Figure 7.. Targeted overexpression of Hif1a in osteoblasts rescues low bone mass in T2D mice.

(A) A schematic for Hif1a overexpression (Hif1OE). (B) qPCR analyses of glycolysis related genes in bone. n=4. (C, D) Representative uCT images (C) and quantification of distal trabecular bone and cortical bone (D) in femur. n=10. (E) Representative images and quantification of double labeling in trabecular bone of proximal tibia. Ctrl, n=5, Hif1OE, n=4. Data presented as mean ± SD. *: P < 0.05 Cinpaired Student’s t test.

Figure 8.. Osteoblast-directed Pfkfb3 overexpression corrects bone loss in T2D.

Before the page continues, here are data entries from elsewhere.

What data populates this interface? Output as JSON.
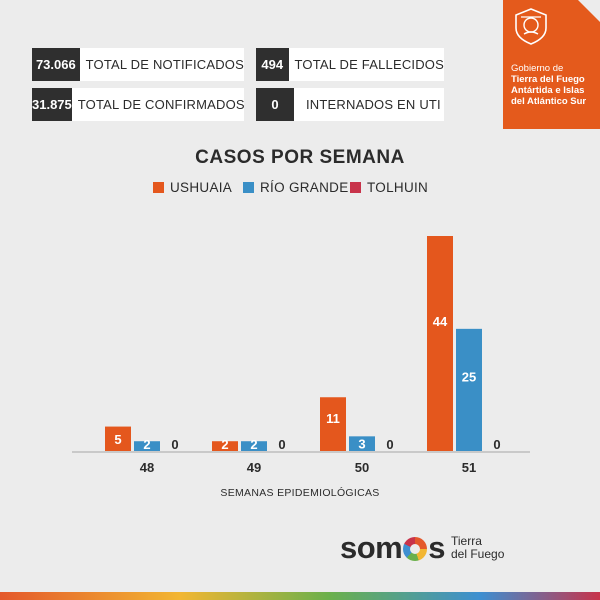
{
  "stats": [
    {
      "value": "73.066",
      "label": "TOTAL DE NOTIFICADOS"
    },
    {
      "value": "494",
      "label": "TOTAL DE FALLECIDOS"
    },
    {
      "value": "31.875",
      "label": "TOTAL DE CONFIRMADOS"
    },
    {
      "value": "0",
      "label": "INTERNADOS EN UTI"
    }
  ],
  "government": {
    "line1": "Gobierno de",
    "line2": "Tierra del Fuego",
    "line3": "Antártida e Islas",
    "line4": "del Atlántico Sur"
  },
  "brand": {
    "word_start": "som",
    "word_end": "s",
    "sub1": "Tierra",
    "sub2": "del Fuego"
  },
  "chart_data": {
    "type": "bar",
    "title": "CASOS POR SEMANA",
    "xlabel": "SEMANAS EPIDEMIOLÓGICAS",
    "ylabel": "",
    "categories": [
      "48",
      "49",
      "50",
      "51"
    ],
    "series": [
      {
        "name": "USHUAIA",
        "color": "#e4571d",
        "values": [
          5,
          2,
          11,
          44
        ]
      },
      {
        "name": "RÍO GRANDE",
        "color": "#3a8fc6",
        "values": [
          2,
          2,
          3,
          25
        ]
      },
      {
        "name": "TOLHUIN",
        "color": "#c8334a",
        "values": [
          0,
          0,
          0,
          0
        ]
      }
    ],
    "ylim": [
      0,
      44
    ],
    "grid": false,
    "legend": "top-center"
  }
}
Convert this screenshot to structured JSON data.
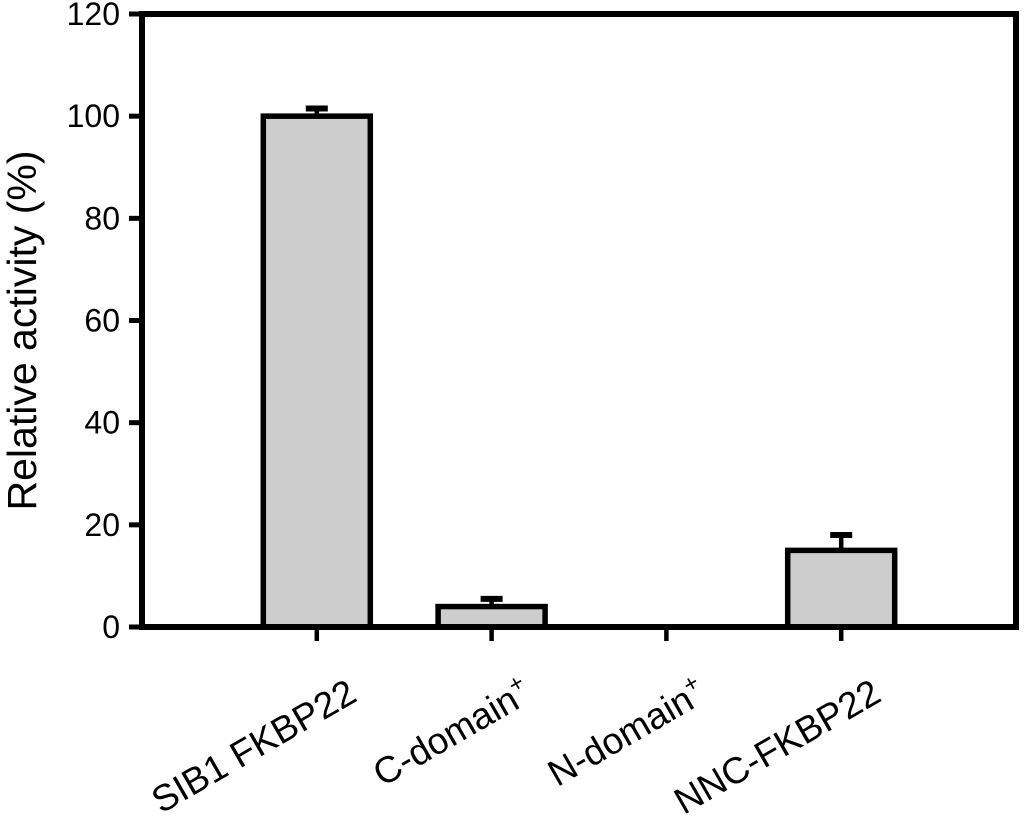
{
  "chart_data": {
    "type": "bar",
    "title": "",
    "ylabel": "Relative activity (%)",
    "xlabel": "",
    "ylim": [
      0,
      120
    ],
    "yticks": [
      0,
      20,
      40,
      60,
      80,
      100,
      120
    ],
    "grid": false,
    "legend_position": "none",
    "frame": true,
    "bar_color": "#cdcdcd",
    "bar_edge_color": "#000000",
    "axis_color": "#000000",
    "background_color": "#ffffff",
    "x_label_rotation_deg": -30,
    "categories": [
      {
        "label": "SIB1 FKBP22",
        "sup": ""
      },
      {
        "label": "C-domain",
        "sup": "+"
      },
      {
        "label": "N-domain",
        "sup": "+"
      },
      {
        "label": "NNC-FKBP22",
        "sup": ""
      }
    ],
    "series": [
      {
        "name": "Relative activity (%)",
        "values": [
          100,
          4,
          0,
          15
        ],
        "errors_plus": [
          1.5,
          1.5,
          0,
          3
        ]
      }
    ]
  }
}
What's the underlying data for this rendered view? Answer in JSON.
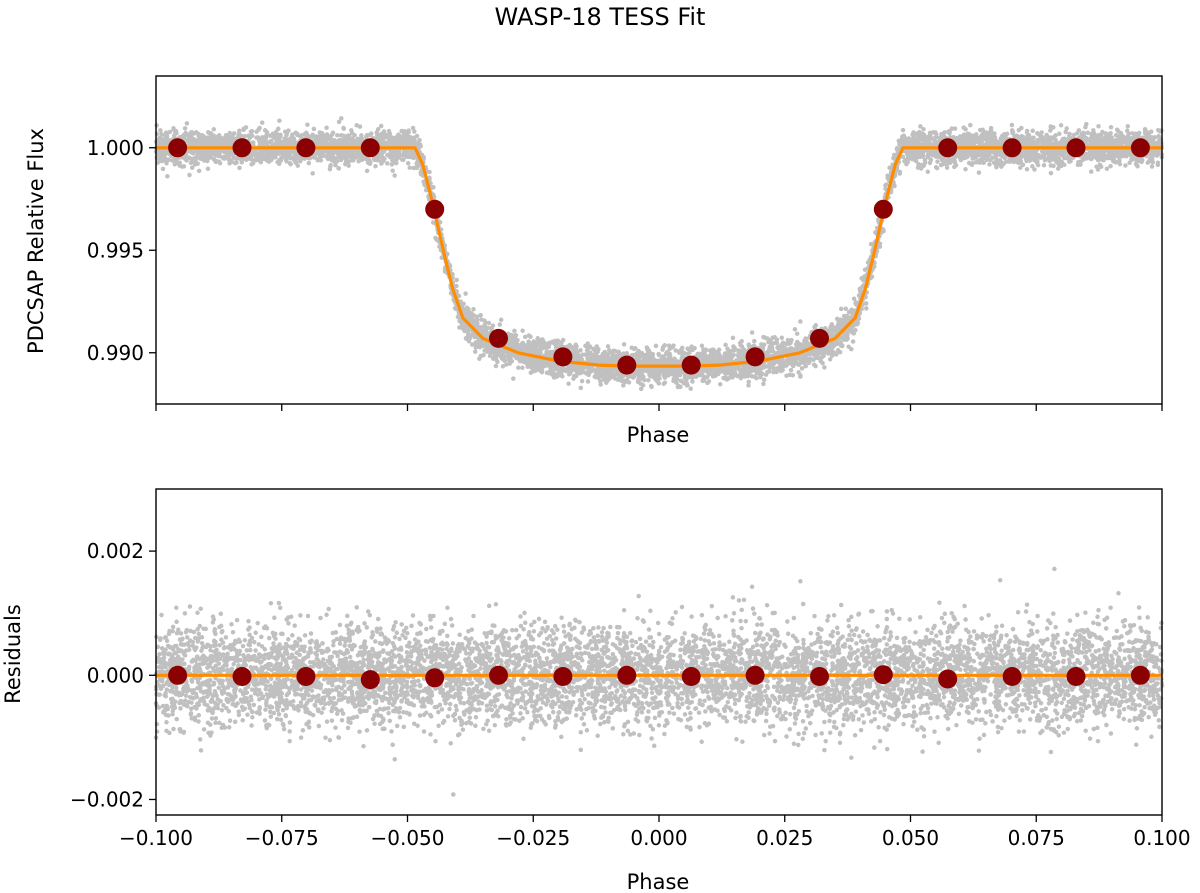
{
  "title": "WASP-18 TESS Fit",
  "colors": {
    "scatter": "#c0c0c0",
    "model": "#ff8c00",
    "binned": "#8b0000",
    "axes": "#000000"
  },
  "chart_data": [
    {
      "type": "scatter",
      "name": "flux-panel",
      "xlabel": "Phase",
      "ylabel": "PDCSAP Relative Flux",
      "xlim": [
        -0.1,
        0.1
      ],
      "ylim": [
        0.9875,
        1.0035
      ],
      "xticks": [
        -0.1,
        -0.075,
        -0.05,
        -0.025,
        0.0,
        0.025,
        0.05,
        0.075,
        0.1
      ],
      "xtick_labels_visible": false,
      "yticks": [
        0.99,
        0.995,
        1.0
      ],
      "ytick_labels": [
        "0.990",
        "0.995",
        "1.000"
      ],
      "scatter_noise_sigma": 0.0004,
      "model": {
        "name": "transit model",
        "x": [
          -0.1,
          -0.0485,
          -0.047,
          -0.0455,
          -0.044,
          -0.0425,
          -0.041,
          -0.039,
          -0.035,
          -0.028,
          -0.02,
          -0.012,
          -0.006,
          0.0,
          0.006,
          0.012,
          0.02,
          0.028,
          0.035,
          0.039,
          0.041,
          0.0425,
          0.044,
          0.0455,
          0.047,
          0.0485,
          0.1
        ],
        "y": [
          1.0,
          1.0,
          0.9992,
          0.9978,
          0.9962,
          0.9946,
          0.9931,
          0.9917,
          0.9907,
          0.99,
          0.9896,
          0.9894,
          0.98935,
          0.98935,
          0.98935,
          0.9894,
          0.9896,
          0.99,
          0.9907,
          0.9917,
          0.9931,
          0.9946,
          0.9962,
          0.9978,
          0.9992,
          1.0,
          1.0
        ]
      },
      "binned": {
        "name": "binned data",
        "x": [
          -0.0957,
          -0.0829,
          -0.0702,
          -0.0574,
          -0.0446,
          -0.0319,
          -0.0191,
          -0.0064,
          0.0064,
          0.0191,
          0.0319,
          0.0446,
          0.0574,
          0.0702,
          0.0829,
          0.0957
        ],
        "y": [
          1.0,
          1.0,
          1.0,
          1.0,
          0.997,
          0.9907,
          0.9898,
          0.9894,
          0.9894,
          0.9898,
          0.9907,
          0.997,
          1.0,
          1.0,
          1.0,
          1.0
        ]
      }
    },
    {
      "type": "scatter",
      "name": "residuals-panel",
      "xlabel": "Phase",
      "ylabel": "Residuals",
      "xlim": [
        -0.1,
        0.1
      ],
      "ylim": [
        -0.00225,
        0.003
      ],
      "xticks": [
        -0.1,
        -0.075,
        -0.05,
        -0.025,
        0.0,
        0.025,
        0.05,
        0.075,
        0.1
      ],
      "xtick_labels": [
        "−0.100",
        "−0.075",
        "−0.050",
        "−0.025",
        "0.000",
        "0.025",
        "0.050",
        "0.075",
        "0.100"
      ],
      "yticks": [
        -0.002,
        0.0,
        0.002
      ],
      "ytick_labels": [
        "−0.002",
        "0.000",
        "0.002"
      ],
      "scatter_noise_sigma": 0.0004,
      "model": {
        "name": "zero line",
        "x": [
          -0.1,
          0.1
        ],
        "y": [
          0.0,
          0.0
        ]
      },
      "binned": {
        "name": "binned residuals",
        "x": [
          -0.0957,
          -0.0829,
          -0.0702,
          -0.0574,
          -0.0446,
          -0.0319,
          -0.0191,
          -0.0064,
          0.0064,
          0.0191,
          0.0319,
          0.0446,
          0.0574,
          0.0702,
          0.0829,
          0.0957
        ],
        "y": [
          0.0,
          -2e-05,
          -2e-05,
          -7e-05,
          -4e-05,
          0.0,
          -2e-05,
          0.0,
          -2e-05,
          0.0,
          -2e-05,
          1e-05,
          -6e-05,
          -2e-05,
          -2e-05,
          0.0
        ]
      }
    }
  ]
}
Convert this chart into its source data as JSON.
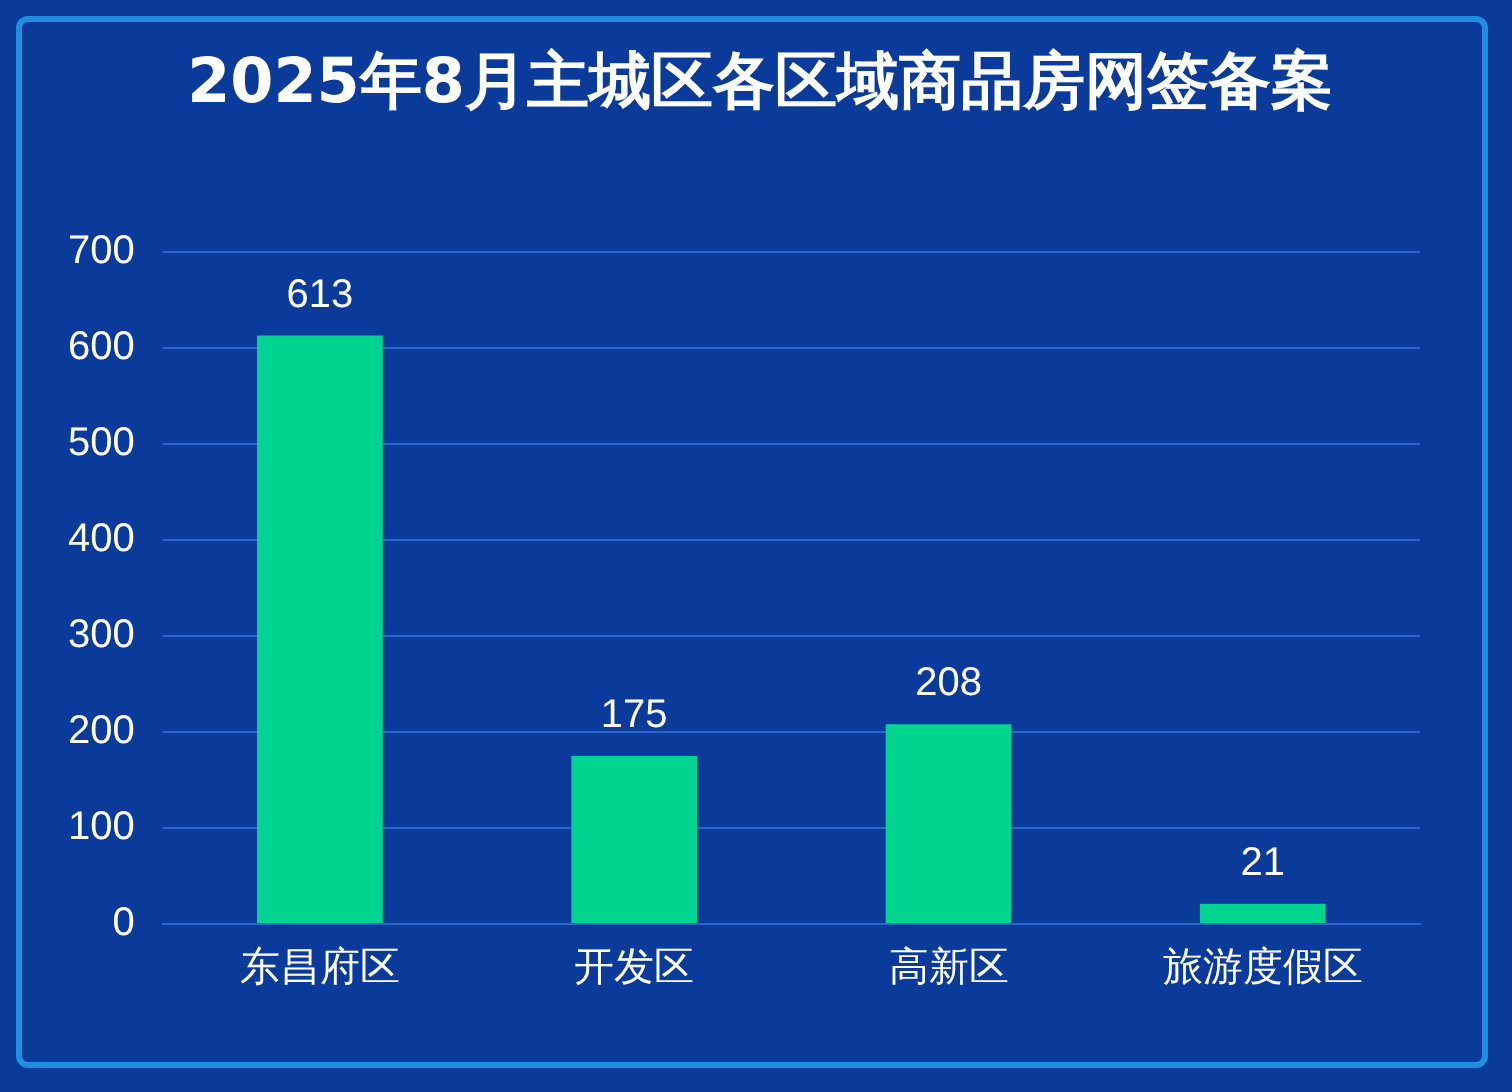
{
  "chart_data": {
    "type": "bar",
    "title": "2025年8月主城区各区域商品房网签备案",
    "categories": [
      "东昌府区",
      "开发区",
      "高新区",
      "旅游度假区"
    ],
    "values": [
      613,
      175,
      208,
      21
    ],
    "color": "#00d48f",
    "ylim": [
      0,
      700
    ],
    "yticks": [
      0,
      100,
      200,
      300,
      400,
      500,
      600,
      700
    ],
    "grid": "y",
    "data_labels": true,
    "legend": false
  }
}
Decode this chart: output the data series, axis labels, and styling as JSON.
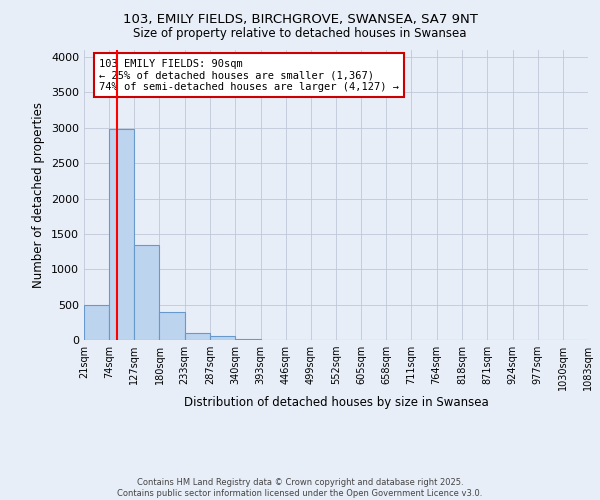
{
  "title1": "103, EMILY FIELDS, BIRCHGROVE, SWANSEA, SA7 9NT",
  "title2": "Size of property relative to detached houses in Swansea",
  "xlabel": "Distribution of detached houses by size in Swansea",
  "ylabel": "Number of detached properties",
  "bin_edges": [
    21,
    74,
    127,
    180,
    233,
    287,
    340,
    393,
    446,
    499,
    552,
    605,
    658,
    711,
    764,
    818,
    871,
    924,
    977,
    1030,
    1083
  ],
  "bar_heights": [
    500,
    2980,
    1340,
    390,
    100,
    50,
    15,
    5,
    3,
    2,
    1,
    1,
    0,
    0,
    0,
    0,
    0,
    0,
    0,
    0
  ],
  "bar_color": "#bdd4ee",
  "bar_edge_color": "#6699cc",
  "red_line_x": 90,
  "annotation_text": "103 EMILY FIELDS: 90sqm\n← 25% of detached houses are smaller (1,367)\n74% of semi-detached houses are larger (4,127) →",
  "annotation_box_color": "#ffffff",
  "annotation_box_edge_color": "#cc0000",
  "ylim": [
    0,
    4100
  ],
  "yticks": [
    0,
    500,
    1000,
    1500,
    2000,
    2500,
    3000,
    3500,
    4000
  ],
  "footer1": "Contains HM Land Registry data © Crown copyright and database right 2025.",
  "footer2": "Contains public sector information licensed under the Open Government Licence v3.0.",
  "bg_color": "#e8eef8",
  "plot_bg_color": "#e8eef8"
}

(A) A schematic for experimental design. Representative uCT images (B) and quantification (C) of trabecular bone in distal femur. (D) Representative uCT images and quantification of cortical bone in femur. Ctrl NORMAL, n = 8; Pfkfb3OE NORMAL, n = 8; Ctrl T2D, n = 11; Pfkfb3OE T2D, n = 9. (E) Representative images and quantification of double labeling in trabecular bone of proximal tibia. Ctrl T2D, n = 4; Pfkfb3OE T2D, n = 5. (F) Serum markers for bone formation (P1NP) and resorption (CTX-1). Ctrl T2D, n = 12; Pfkfb3OE T2D, n = 9. (G) qPCR analyses of glycolysis related genes in bone. Ctrl T2D, n = 7; Pfkfb3OE T2D n = 4. Data presented as mean ± SD. *: P < 0.05, Two-way ANOVA followed by Fisher’s LSD test. (C, D) or Student’s t test (all others).